This is a project related to the paper "Determining Research Priorities Using Machine Learning" (Thomas etal. (2024), DOI:TBD)
You will need to create the virtual environment for running the software. Once this is installed you can use the provided utility or download the data manually from Zenodo.
Requirements
- Python 3.10
Build the conda virtual environment and activate it:
> conda env create -f env-strat-paper.yml
> conda activate strat-paper
Alternatively there is a requirements.txt file which may be used to build the virtual environment.
Data were produced using the topic emergence package and are available from Zenodo at the following URL: https://zenodo.org/records/13621625. Download and unpack all of the data into the data subdirectory.
Each of the notebooks illustrates part of the work from processing the outputs from the LDA modeling (data obtained above) to analysis and plotting of the results.

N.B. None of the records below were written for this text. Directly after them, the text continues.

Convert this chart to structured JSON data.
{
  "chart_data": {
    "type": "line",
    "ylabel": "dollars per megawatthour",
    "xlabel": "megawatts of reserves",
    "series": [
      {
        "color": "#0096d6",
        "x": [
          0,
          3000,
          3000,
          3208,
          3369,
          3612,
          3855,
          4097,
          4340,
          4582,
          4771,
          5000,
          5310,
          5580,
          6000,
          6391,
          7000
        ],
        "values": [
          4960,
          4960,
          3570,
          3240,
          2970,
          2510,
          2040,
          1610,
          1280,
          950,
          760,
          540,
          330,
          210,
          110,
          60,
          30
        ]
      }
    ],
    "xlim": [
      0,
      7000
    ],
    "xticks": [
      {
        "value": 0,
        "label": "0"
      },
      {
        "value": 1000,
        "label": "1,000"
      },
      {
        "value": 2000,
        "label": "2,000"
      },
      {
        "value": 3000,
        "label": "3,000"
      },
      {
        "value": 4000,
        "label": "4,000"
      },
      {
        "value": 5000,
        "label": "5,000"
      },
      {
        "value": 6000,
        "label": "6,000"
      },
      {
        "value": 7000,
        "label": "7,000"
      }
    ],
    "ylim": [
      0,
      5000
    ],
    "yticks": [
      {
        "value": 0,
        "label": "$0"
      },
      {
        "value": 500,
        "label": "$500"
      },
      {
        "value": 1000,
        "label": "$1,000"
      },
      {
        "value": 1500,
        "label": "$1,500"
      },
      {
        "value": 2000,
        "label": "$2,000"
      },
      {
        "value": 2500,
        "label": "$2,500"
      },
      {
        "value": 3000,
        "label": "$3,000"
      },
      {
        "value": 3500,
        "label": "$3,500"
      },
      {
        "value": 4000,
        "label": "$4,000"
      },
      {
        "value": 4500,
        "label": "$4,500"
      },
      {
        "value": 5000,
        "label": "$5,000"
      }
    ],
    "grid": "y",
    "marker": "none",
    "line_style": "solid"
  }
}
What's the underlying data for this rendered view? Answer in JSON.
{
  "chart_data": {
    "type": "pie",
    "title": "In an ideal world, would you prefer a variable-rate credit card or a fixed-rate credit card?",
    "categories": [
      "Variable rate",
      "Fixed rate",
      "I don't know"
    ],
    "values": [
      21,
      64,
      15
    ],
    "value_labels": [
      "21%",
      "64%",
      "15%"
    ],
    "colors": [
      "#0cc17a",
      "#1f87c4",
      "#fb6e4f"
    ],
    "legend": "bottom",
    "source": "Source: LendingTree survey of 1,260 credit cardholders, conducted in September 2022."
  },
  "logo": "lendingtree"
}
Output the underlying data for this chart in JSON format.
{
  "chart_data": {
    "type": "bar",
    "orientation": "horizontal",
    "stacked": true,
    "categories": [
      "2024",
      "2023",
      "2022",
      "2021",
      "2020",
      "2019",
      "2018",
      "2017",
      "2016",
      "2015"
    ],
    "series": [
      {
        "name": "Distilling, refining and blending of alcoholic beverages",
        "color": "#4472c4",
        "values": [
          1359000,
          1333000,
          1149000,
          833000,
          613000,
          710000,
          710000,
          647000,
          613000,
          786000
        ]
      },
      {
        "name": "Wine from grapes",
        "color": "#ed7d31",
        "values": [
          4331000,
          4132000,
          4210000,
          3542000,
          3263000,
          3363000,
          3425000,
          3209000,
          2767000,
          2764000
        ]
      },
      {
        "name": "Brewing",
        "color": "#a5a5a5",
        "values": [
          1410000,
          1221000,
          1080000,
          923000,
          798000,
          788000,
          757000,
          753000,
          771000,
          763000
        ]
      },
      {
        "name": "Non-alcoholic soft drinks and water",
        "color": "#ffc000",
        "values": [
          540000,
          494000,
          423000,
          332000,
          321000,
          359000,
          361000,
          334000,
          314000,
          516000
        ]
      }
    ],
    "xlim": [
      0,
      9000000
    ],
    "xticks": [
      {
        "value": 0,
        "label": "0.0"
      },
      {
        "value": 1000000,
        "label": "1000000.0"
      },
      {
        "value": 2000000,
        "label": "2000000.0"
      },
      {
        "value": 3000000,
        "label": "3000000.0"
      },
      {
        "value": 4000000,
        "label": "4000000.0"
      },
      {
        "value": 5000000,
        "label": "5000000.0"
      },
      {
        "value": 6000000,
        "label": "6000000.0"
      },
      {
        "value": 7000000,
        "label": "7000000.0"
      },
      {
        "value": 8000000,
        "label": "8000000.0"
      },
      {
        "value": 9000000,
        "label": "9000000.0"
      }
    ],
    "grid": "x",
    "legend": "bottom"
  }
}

Descriptions of notebooks:
Name | Description |
---|---|
Process_Data | Do (most of) the basic processing of LDA model output data into form used by other notebooks. Some light analysis of processing is also included. Run this notebook first to generate the files needed by other notebooks. There are various switches within the notebook to test various data generation/filtering choices. |
Bootstrap_Estimation_1998-2010_RI | Estimate errors using bootstrap for Research Interest (RI) metric. |
Bootstrap_Estimation_1998-2010_TCS | Estimate errors using bootstrap for Topic Contribution Score (TCS) metric. |
Bootstrap_Estimation_1998-2010_TCS_CAGR | Estimate errors using bootstrap for TCS Compount Annual Growth Rate (TCS_CAGR) metric. |
Bootstrap_Estimation_DS2010_TCS | Estimate errors using bootstrap for the Decadal Survey 2010 (DS2010) corpus TCS (TCS_{DS2010}) metric. |
Bootstrap_Estimation_Decadal2010-Whitepapers_TCS | Estimate errors using bootstrap for the Decadal Survey 2010 submitted whitepapers TCS (TCS_{whitepaper}) metric. |
Explore_Topics | Examine topic keywords for selected topics in selected runs. |
Journal_Citation_Modeling | Modeling of citation rates for astronomy literature (1998 - 2019) with various functions. |
MLCR_Analysis | Analysis of TCS-based metrics compared to the Mean Lifetime Citation Rate (MLCR). |
Paper_plots | Generate most of the plots for the paper. |
Sample timeseries Plots | Generate selected topic timeseries plots for investigation. |
Stable_Topics | Generate stable topic files from LDA model output data. You dont need to use this notebook unless you want to investigate other Lpt thresholds than the one used in the paper. |